No Milk Please, We're Vegan

Livestock and fishing industries are the second biggest source of greenhouse gases: 18% in comparison to 13.5% for all the world’s transport systems. Tony Wardle, Diet of Disaster

While 40 million tonnes of food would eliminate the most extreme cases of world hunger, 540 million tonnes are fed to animals in Western countries every year. www.peta.org.uk

Already I am struggling to remember what the word ‘vegan’ used to mean to me. I do remember wondering who these crazy people were that don’t drink milk. No milk? Why would you do that? Why?

To me, the step from there to where I spend such an inordinate amount of my time saying the word ‘vegan’ that it’s started to lose all meaning whatsoever was not as radical as it must seem to the rest of the world. In fact one spends so much time in one’s vegan bubble that you forget that whilst you gorge yourself of hobnobs, hummus and stuff from skips, the rest of the world goes on thinking that eating meat and dairy is completely logical.

Ahem [clears throat]… it’s not. And it isn’t so much the ridiculous demand that we (although, remember, of course that I am up on my high horse and am therefore exempt from the ‘we’) put on the livestock industry that ever more intensive and nastier farming practices are required to meet it, or that an increasing number of health problems, from heart disease to cancer, are being blamed on the old meat ‘n dairy; it’s the hidden effects that eating cows and drinking their juice is having on the planet and it’s tenants.
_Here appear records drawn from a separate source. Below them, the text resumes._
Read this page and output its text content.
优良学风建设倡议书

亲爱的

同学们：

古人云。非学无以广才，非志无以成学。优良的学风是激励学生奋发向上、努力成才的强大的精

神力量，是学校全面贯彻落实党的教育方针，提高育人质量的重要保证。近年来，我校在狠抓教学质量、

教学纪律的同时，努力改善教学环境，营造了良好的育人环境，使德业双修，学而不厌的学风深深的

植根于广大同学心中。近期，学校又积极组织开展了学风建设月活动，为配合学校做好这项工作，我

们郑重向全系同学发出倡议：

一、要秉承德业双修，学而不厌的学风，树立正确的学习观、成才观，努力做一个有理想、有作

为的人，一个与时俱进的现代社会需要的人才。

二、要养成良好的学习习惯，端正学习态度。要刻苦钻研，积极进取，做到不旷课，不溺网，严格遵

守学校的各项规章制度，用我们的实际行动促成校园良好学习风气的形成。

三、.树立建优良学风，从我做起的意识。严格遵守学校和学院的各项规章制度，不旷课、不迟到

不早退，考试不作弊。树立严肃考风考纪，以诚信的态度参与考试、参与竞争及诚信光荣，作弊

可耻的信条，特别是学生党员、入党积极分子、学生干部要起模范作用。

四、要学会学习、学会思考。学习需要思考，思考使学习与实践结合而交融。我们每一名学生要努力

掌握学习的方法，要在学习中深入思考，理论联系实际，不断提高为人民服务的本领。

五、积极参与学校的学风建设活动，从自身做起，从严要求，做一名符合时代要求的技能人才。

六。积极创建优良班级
After all, what’s the point in being nice to animals and being all healthy if the fire and brimstone of climate change means that there won’t be anywhere for them, or us, to live?

You only have to look at the facts to see that the most effective way of lowering your carbon footprint is to turn vegetarian, or even vegan, never mind just taking the bus.

Want less world poverty too? Then stop eating animals, the bulk of whose fodder is grown in countries with the crushing burdens of landlessness, food insecurity and starvation-related diseases, never mind the inefficiency of using valuable water and foodstuffs to keep animals alive while people are starving and thirsty. Suddenly the nut jobs who won’t have milk don’t seem quite so crazy.